Ambientado no Sul segregado dos Estados Unidos durante a era Jim Crow, nos anos 1960, “Nickel Boys” acompanha Elwood Curtis (Ethan Herisse), um adolescente brilhante e idealista inspirado pelo movimento pelos direitos civis, e seu contraponto mais cínico, Turner (Brandon Wilson). Suas vidas se entrelaçam sob a sombra da Nickel Academy, uma instituição segregada onde jovens, especialmente meninos negros, enfrentam abusos indescritíveis. A narrativa alterna entre suas experiências nos anos 1960 e os anos 2010, quando as autoridades começam a descobrir covas não identificadas nos terrenos da escola, forçando um confronto com seu passado brutal.

O que distingue “Nickel Boys” de outras adaptações literárias ou dramas históricos é seu compromisso com o registro em primeira pessoa. Essa escolha estilística imerge o público diretamente nas perspectivas dos personagens, permitindo que os espectadores vivenciem os eventos como Elwood e Turner. A técnica, usada com parcimônia no cinema, aqui é empregada como um dispositivo narrativo contínuo. Os resultados são polarizadores, mas inegavelmente revolucionários, traçando paralelos com videogames e outras mídias que há muito exploram a narrativa em primeira pessoa.

No cinema, a filmagem em primeira pessoa é historicamente rara, geralmente restrita a projetos experimentais ou sequências breves nos gêneros de ação ou terror. Exemplos como o noir “Lady in the Lake” (1947), de Robert Montgomery, e o psicodélico “Enter the Void” (2009), de Gaspar Noé, exploraram a técnica com diferentes níveis de sucesso. Mais recentemente, filmes como “Hardcore Henry” (2016) buscaram imergir o público em mundos frenéticos e repletos de ação. Contudo, “Nickel Boys” se destaca ao utilizar a filmagem em primeira pessoa em um drama lento e emocionalmente envolvente. Essa escolha desafia normas cinematográficas tradicionais.

Para Ross, a perspectiva em primeira pessoa não é um mero artifício.
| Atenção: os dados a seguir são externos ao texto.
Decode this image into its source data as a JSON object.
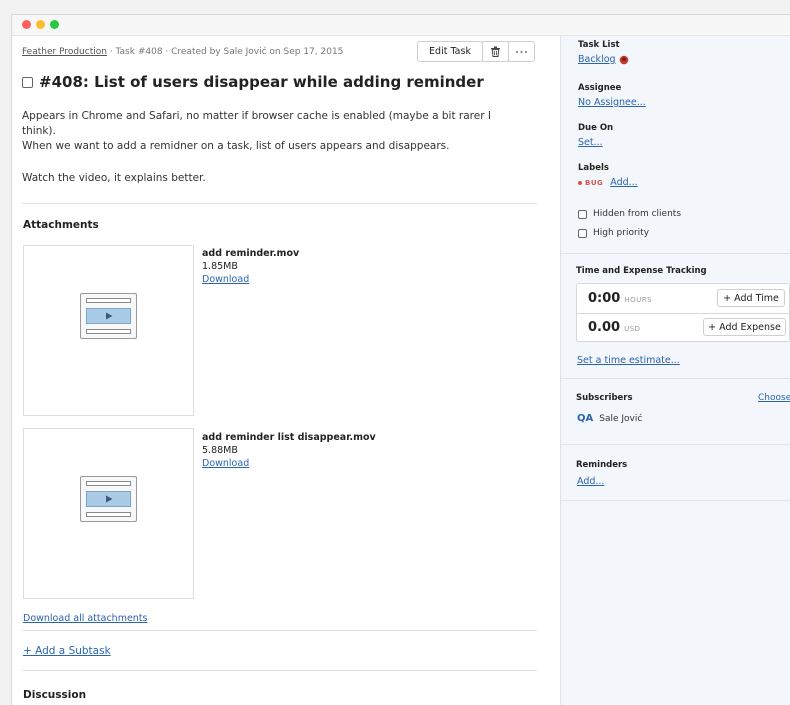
{
  "breadcrumb": {
    "project": "Feather Production",
    "task_info": " · Task #408 · Created by Sale Jović on Sep 17, 2015"
  },
  "toolbar": {
    "edit_label": "Edit Task",
    "trash_icon": "trash-icon",
    "more_icon": "more-icon"
  },
  "task": {
    "title": "#408: List of users disappear while adding reminder",
    "description": [
      "Appears in Chrome and Safari, no matter if browser cache is enabled (maybe a bit rarer I",
      "think).",
      "When we want to add a remidner on a task, list of users appears and disappears.",
      "Watch the video, it explains better."
    ]
  },
  "attachments": {
    "heading": "Attachments",
    "items": [
      {
        "name": "add reminder.mov",
        "size": "1.85MB",
        "download": "Download"
      },
      {
        "name": "add reminder list disappear.mov",
        "size": "5.88MB",
        "download": "Download"
      }
    ],
    "download_all": "Download all attachments"
  },
  "subtask": {
    "add_label": "+ Add a Subtask"
  },
  "discussion": {
    "heading": "Discussion"
  },
  "sidebar": {
    "task_list": {
      "label": "Task List",
      "value": "Backlog"
    },
    "assignee": {
      "label": "Assignee",
      "value": "No Assignee..."
    },
    "due_on": {
      "label": "Due On",
      "value": "Set..."
    },
    "labels": {
      "label": "Labels",
      "bug": "BUG",
      "add": "Add..."
    },
    "options": {
      "hidden": "Hidden from clients",
      "priority": "High priority"
    },
    "tracking": {
      "heading": "Time and Expense Tracking",
      "hours_value": "0:00",
      "hours_unit": "HOURS",
      "add_time": "+ Add Time",
      "expense_value": "0.00",
      "expense_unit": "USD",
      "add_expense": "+ Add Expense",
      "estimate": "Set a time estimate..."
    },
    "subscribers": {
      "heading": "Subscribers",
      "choose": "Choose",
      "user_initials": "QA",
      "user": "Sale Jović"
    },
    "reminders": {
      "heading": "Reminders",
      "add": "Add..."
    }
  },
  "colors": {
    "link": "#2a63b0",
    "bug": "#d9534f",
    "sidebar_bg": "#f3f6fa"
  }
}
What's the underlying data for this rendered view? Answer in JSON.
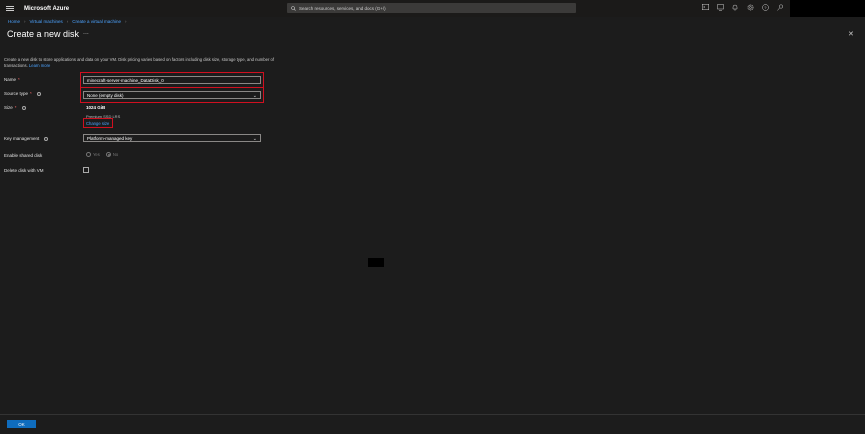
{
  "topbar": {
    "brand": "Microsoft Azure",
    "search_placeholder": "Search resources, services, and docs (G+/)",
    "icons": [
      "terminal-icon",
      "directory-filter-icon",
      "bell-icon",
      "gear-icon",
      "help-icon",
      "feedback-icon"
    ]
  },
  "breadcrumb": [
    "Home",
    "Virtual machines",
    "Create a virtual machine"
  ],
  "page": {
    "title": "Create a new disk",
    "more_label": "...",
    "close_label": "✕",
    "description": "Create a new disk to store applications and data on your VM. Disk pricing varies based on factors including disk size, storage type, and number of transactions.",
    "learn_more": "Learn more"
  },
  "form": {
    "name_label": "Name",
    "name_value": "minecraft-server-machine_DataDisk_0",
    "source_type_label": "Source type",
    "source_type_value": "None (empty disk)",
    "size_label": "Size",
    "size_value": "1024 GiB",
    "size_sub": "Premium SSD LRS",
    "change_size": "Change size",
    "key_mgmt_label": "Key management",
    "key_mgmt_value": "Platform-managed key",
    "shared_disk_label": "Enable shared disk",
    "shared_yes": "Yes",
    "shared_no": "No",
    "delete_with_vm_label": "Delete disk with VM"
  },
  "footer": {
    "ok_label": "OK"
  },
  "colors": {
    "accent": "#0f6cbd",
    "link": "#4ca3ff",
    "highlight": "#d01020"
  }
}
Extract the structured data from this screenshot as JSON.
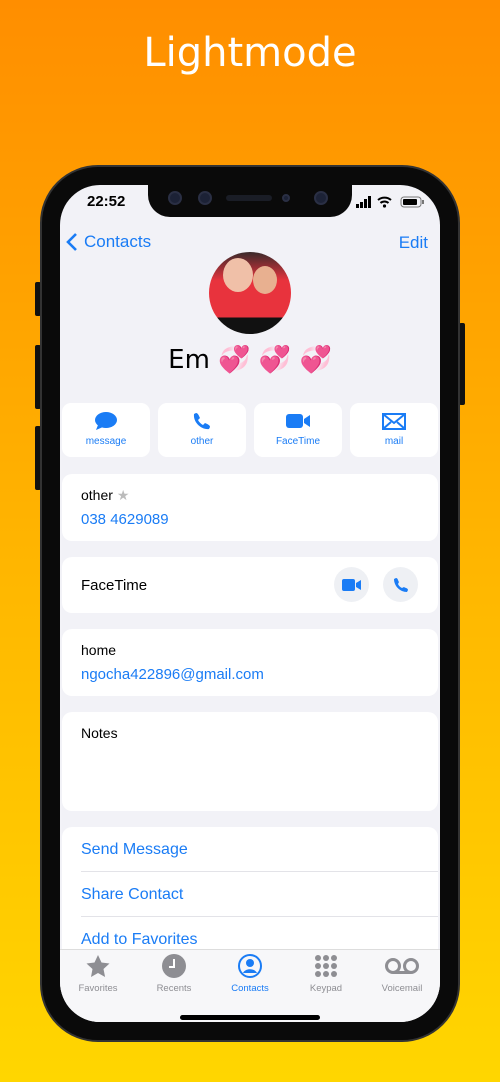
{
  "banner_title": "Lightmode",
  "status": {
    "time": "22:52"
  },
  "nav": {
    "back_label": "Contacts",
    "edit_label": "Edit"
  },
  "contact": {
    "name": "Em 💞 💞 💞"
  },
  "actions": [
    {
      "label": "message",
      "icon": "message-bubble-icon"
    },
    {
      "label": "other",
      "icon": "phone-icon"
    },
    {
      "label": "FaceTime",
      "icon": "video-icon"
    },
    {
      "label": "mail",
      "icon": "envelope-icon"
    }
  ],
  "phone": {
    "label": "other",
    "star": "★",
    "number": "038 4629089"
  },
  "facetime": {
    "label": "FaceTime"
  },
  "email": {
    "label": "home",
    "value": "ngocha422896@gmail.com"
  },
  "notes": {
    "label": "Notes"
  },
  "links": [
    "Send Message",
    "Share Contact",
    "Add to Favorites"
  ],
  "tabs": [
    {
      "label": "Favorites",
      "active": false
    },
    {
      "label": "Recents",
      "active": false
    },
    {
      "label": "Contacts",
      "active": true
    },
    {
      "label": "Keypad",
      "active": false
    },
    {
      "label": "Voicemail",
      "active": false
    }
  ],
  "colors": {
    "accent": "#1a7cf5",
    "inactive": "#8e8e93"
  }
}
É uma ferramenta para fomentar intimidade e empatia, aproximando o público das realidades vividas pelos personagens. Como observou a crítica Lovia Gyarkye, a abordagem “confere a ‘Nickel Boys’ uma intimidade avassaladora.” Em vez de confiar em planos gerais ou perspectivas em terceira pessoa para estabelecer o contexto, o filme foca nos detalhes que os próprios personagens poderiam notar: o toque nervoso de uma mão, as bordas desgastadas de uma camisa ou os sons ameaçadores de violência em outro cômodo. Essa atenção meticulosa aos detalhes intensifica o impacto emocional do filme, permitindo que o público sinta a atmosfera sufocante da Nickel Academy sem recorrer a representações explícitas de abuso.

Uma sequência particularmente marcante destaca essa técnica. Quando Elwood testemunha uma punição brutal, a câmera não mostra o ato em si. Em vez disso, foca em detalhes periféricos — uma Bíblia em suas mãos, uma parede rachada, o arrastar de pés nas proximidades — enquanto os sons da violência ecoam ao fundo. Essa contenção lembra a abordagem de Jonathan Glazer em “Zona de Interesse”, enfatizando o impacto psicológico e emocional da brutalidade sistêmica sem sensacionalismo. Ao evitar imagens gráficas, Ross força o público a lidar com as implicações da violência de forma mais profunda e pessoal.

Fotos: Divulgação

As linhas do tempo duais do filme amplificam ainda mais sua ressonância emocional. Nos anos 1960, acompanhamos a jornada de Elwood, de um jovem esperançoso e estudioso — criado por sua avó protetora, Hattie (Aunjanue Ellis-Taylor, em uma atuação silenciosamente poderosa) — a um sobrevivente enfrentando os horrores da Nickel Academy. Os segmentos dos anos 2010, com Daveed Diggs como um investigador desvendando o legado sombrio da instituição, servem como um lembrete sóbrio da longa sombra projetada por tais atrocidades. Essas transições temporais são tratadas com uma sutileza que recompensa espectadores pacientes, revelando gradualmente as conexões entre passado e presente.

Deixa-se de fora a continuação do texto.